LETTER TO THE EDITOR: Specialized hospitals needed for treatment of mentally ill
By Michael C. Hall
Dear Editor:
Once upon a time, not too many years ago, the state of Georgia maintained a hospital for the mentally ill in each Community Service Board region of the state.
Milledgeville State Hospital also provided housing for those judged to be criminally insane. There also was a long-term care facility for the mentally ill near Bainbridge. While conditions in these hospitals were somewhat spartan, the residents of these hospitals were receiving care for their problems from hospital personnel trained to deal with the mentally ill.
The federal government became concerned about conditions in hospitals for the mentally ill throughout the country, and convened a group of mental health professionals to recommend changes and improvements. This group of well-intentioned mental health professionals made a report that could be summarized in a single sentence. They reported that “Community care is better than institutional care, when it is properly funded”.
Many state governments, including Georgia, leapt upon the first seven words of this proposition with glad cries and visions of avoiding the admittedly substantial cost of maintaining hospitals for the mentally ill in Georgia, probably believing that the Community Service Boards, such as Aspire in Albany, would be able to provide all of the necessary community care for the mentally ill in Georgia.
Unfortunately, apparently no one in Georgia state government ever considered or investigated the possible cost of funding truly adequate community care. As it turned out, when the state hospitals for the mentally ill were closed, the state of Georgia actually began to budget less for community services for the mentally ill. As I watched this catastrophe begin to unfold, I felt compelled to resign from the board of Aspire (then known as the Albany Community Service Board).
Looking at the system as it exists today, I draw two conclusions. My first conclusion is that community care, even if properly funded, is based on a faulty premise. Since 1985, serving as County Guardian for several Probate Courts in southwest Georgia, I do not believe that there will ever not be a need for long-term institutional care for some mental health patients. As an example, for many years, I served as the VA Guardian for a veteran with severe mental issues. While he was a patient at Milledgeville State Hospital, he was prescribed a new drug called Clozaril. This drug made him into a functional human being. The drug is very powerful and very expensive. Moreover, a patient taking the drug must have laboratory blood work every month.
Every two or three years after I became his VA Guardian, the VA would insist on trying (or retrying) other less powerful and less expensive drugs. The consistent result was that the veteran would decompensate and become unable to live outside of an institution. In 2016, after the VA mandated another attempt to use a less powerful and less expensive medication, this veteran, as predicted, decompensated. Unfortunately, there was no longer any place in Georgia by 2016 where the veteran could be cared for during the five months minimum hospitalization period required to get this veteran back on Clozaril. Only because I was willing to take the veteran to a VA hospital in Florida, where he could stay for a month and then be discharged to the Northeast Florida State Hospital in Macclenny, Fla., for four additional months, was the veteran able to return to a mostly normal life.

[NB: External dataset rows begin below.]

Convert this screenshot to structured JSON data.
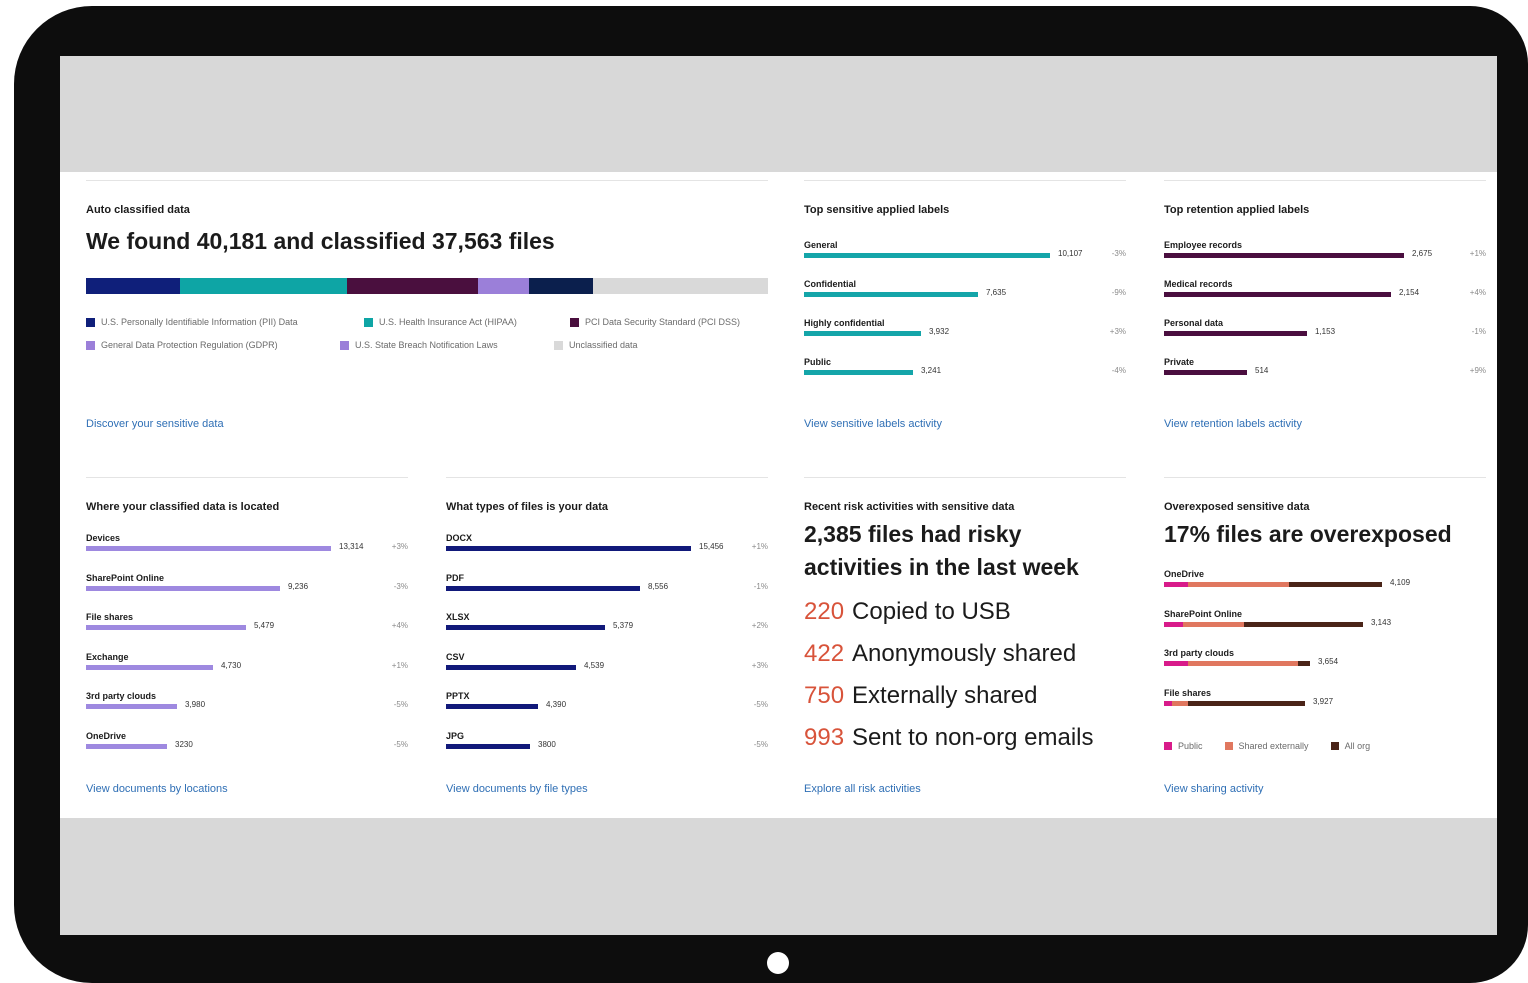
{
  "colors": {
    "pii": "#0f1f7a",
    "hipaa": "#0ea5a5",
    "pci": "#4a0f3e",
    "gdpr": "#9b7fd9",
    "breach": "#0b1f4d",
    "unclassified": "#d9d9d9",
    "teal": "#14a5a9",
    "plum": "#4a0e3f",
    "lavender": "#9e89e0",
    "navy": "#11197a",
    "public": "#d81b8a",
    "shared": "#e0775f",
    "allorg": "#4a2418",
    "link": "#2f6fb5",
    "riskNum": "#d8533a"
  },
  "auto": {
    "title": "Auto classified data",
    "headline": "We found 40,181 and classified 37,563 files",
    "segments": [
      {
        "key": "pii",
        "share": 0.138
      },
      {
        "key": "hipaa",
        "share": 0.245
      },
      {
        "key": "pci",
        "share": 0.192
      },
      {
        "key": "gdpr",
        "share": 0.075
      },
      {
        "key": "breach",
        "share": 0.093
      },
      {
        "key": "unclassified",
        "share": 0.257
      }
    ],
    "legend": [
      {
        "label": "U.S. Personally Identifiable Information (PII) Data",
        "color": "pii"
      },
      {
        "label": "U.S. Health Insurance Act (HIPAA)",
        "color": "hipaa"
      },
      {
        "label": "PCI Data Security Standard (PCI DSS)",
        "color": "pci"
      },
      {
        "label": "General Data Protection Regulation (GDPR)",
        "color": "gdpr"
      },
      {
        "label": "U.S. State Breach Notification Laws",
        "color": "gdpr"
      },
      {
        "label": "Unclassified data",
        "color": "unclassified"
      }
    ],
    "link": "Discover your sensitive data"
  },
  "sensitive": {
    "title": "Top sensitive applied labels",
    "rows": [
      {
        "label": "General",
        "value": "10,107",
        "change": "-3%",
        "fraction": 1.0
      },
      {
        "label": "Confidential",
        "value": "7,635",
        "change": "-9%",
        "fraction": 0.708
      },
      {
        "label": "Highly confidential",
        "value": "3,932",
        "change": "+3%",
        "fraction": 0.474
      },
      {
        "label": "Public",
        "value": "3,241",
        "change": "-4%",
        "fraction": 0.444
      }
    ],
    "link": "View sensitive labels activity"
  },
  "retention": {
    "title": "Top retention applied labels",
    "rows": [
      {
        "label": "Employee records",
        "value": "2,675",
        "change": "+1%",
        "fraction": 1.0
      },
      {
        "label": "Medical records",
        "value": "2,154",
        "change": "+4%",
        "fraction": 0.947
      },
      {
        "label": "Personal data",
        "value": "1,153",
        "change": "-1%",
        "fraction": 0.594
      },
      {
        "label": "Private",
        "value": "514",
        "change": "+9%",
        "fraction": 0.345
      }
    ],
    "link": "View retention labels activity"
  },
  "locations": {
    "title": "Where your classified data is located",
    "rows": [
      {
        "label": "Devices",
        "value": "13,314",
        "change": "+3%",
        "fraction": 1.0
      },
      {
        "label": "SharePoint Online",
        "value": "9,236",
        "change": "-3%",
        "fraction": 0.791
      },
      {
        "label": "File shares",
        "value": "5,479",
        "change": "+4%",
        "fraction": 0.652
      },
      {
        "label": "Exchange",
        "value": "4,730",
        "change": "+1%",
        "fraction": 0.52
      },
      {
        "label": "3rd party clouds",
        "value": "3,980",
        "change": "-5%",
        "fraction": 0.372
      },
      {
        "label": "OneDrive",
        "value": "3230",
        "change": "-5%",
        "fraction": 0.332
      }
    ],
    "link": "View documents by locations"
  },
  "types": {
    "title": "What types of files is your data",
    "rows": [
      {
        "label": "DOCX",
        "value": "15,456",
        "change": "+1%",
        "fraction": 1.0
      },
      {
        "label": "PDF",
        "value": "8,556",
        "change": "-1%",
        "fraction": 0.793
      },
      {
        "label": "XLSX",
        "value": "5,379",
        "change": "+2%",
        "fraction": 0.649
      },
      {
        "label": "CSV",
        "value": "4,539",
        "change": "+3%",
        "fraction": 0.531
      },
      {
        "label": "PPTX",
        "value": "4,390",
        "change": "-5%",
        "fraction": 0.374
      },
      {
        "label": "JPG",
        "value": "3800",
        "change": "-5%",
        "fraction": 0.341
      }
    ],
    "link": "View documents by file types"
  },
  "risk": {
    "title": "Recent risk activities with sensitive data",
    "headline_line1": "2,385 files had risky",
    "headline_line2": "activities in the last week",
    "items": [
      {
        "num": "220",
        "text": "Copied to USB"
      },
      {
        "num": "422",
        "text": "Anonymously shared"
      },
      {
        "num": "750",
        "text": "Externally shared"
      },
      {
        "num": "993",
        "text": "Sent to non-org emails"
      }
    ],
    "link": "Explore all risk activities"
  },
  "overexposed": {
    "title": "Overexposed sensitive data",
    "headline": "17% files are overexposed",
    "rows": [
      {
        "label": "OneDrive",
        "value": "4,109",
        "public": 0.082,
        "shared": 0.35,
        "allorg": 0.323
      },
      {
        "label": "SharePoint Online",
        "value": "3,143",
        "public": 0.067,
        "shared": 0.212,
        "allorg": 0.413
      },
      {
        "label": "3rd party clouds",
        "value": "3,654",
        "public": 0.082,
        "shared": 0.383,
        "allorg": 0.043
      },
      {
        "label": "File shares",
        "value": "3,927",
        "public": 0.027,
        "shared": 0.056,
        "allorg": 0.405
      }
    ],
    "legend": [
      {
        "label": "Public",
        "color": "public"
      },
      {
        "label": "Shared externally",
        "color": "shared"
      },
      {
        "label": "All org",
        "color": "allorg"
      }
    ],
    "link": "View sharing activity"
  }
}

My second conclusion is that closing the hospitals for the mentally ill in Georgia is not actually an overall savings. It is simply a shifting of the roughly predictable expense of housing the mentally ill in hospitals run by the state of Georgia to the unpredictable and almost certainly much larger expense of housing the mentally ill in the jails and prisons of the 159 Georgia counties. It has been estimated that 60% of the prisoners in Georgia jails and prisons are mentally ill.
A significant (and mandated by federal law) cost of housing prisoners with mental illness is providing those prisoners with the medication prescribed for their illnesses. Psychotropic drugs are almost all very expensive. If the state of Georgia were purchasing these expensive medications for an entire system of hospitals, the state could bargain for a bulk price, with significant savings. The sheriffs who run prisons and jails in Georgia have no such option.
Also, many counties do not provide in their budgets for such drugs. In one Georgia county not very far from Albany, the policy of the county sheriff is that if he becomes aware that such medication for a prisoner is required, to simply release that prisoner, regardless of what any judge might have to say about the situation. He has no budget for the medications, nor any expectation of getting a budget for the medications, so he has no alternative but to release the prisoner, rather than violate federal law.
A hospital for the mentally ill is probably going to be staffed with personnel with at least some training in dealing with the mentally ill. Proper equipment, including restraints, is going to be available in such hospitals to deal with patients who sometimes become violent. Jails and prisons are not going to ever be staffed with the specialized personnel and equipment needed to deal with the mentally ill. Conversely, hospitals for the mentally ill do not require the kind of physical security needed for jails and prisons, such as razor wire atop high fences.
Putting the mentally ill into jails and prisons, which must be more common than necessary because there are no hospitals in Georgia for the mentally ill, is putting square pegs into round holes. Dealing with prisoners who are being punished requires an entirely different staff mindset from dealing with patients who need medical care. At the end of the day, more of the citizens’ tax money is being spent every year and fewer mentally ill citizens receive proper care. Specialized hospitals are needed in Georgia to treat and care for the mentally ill and should be re-opened.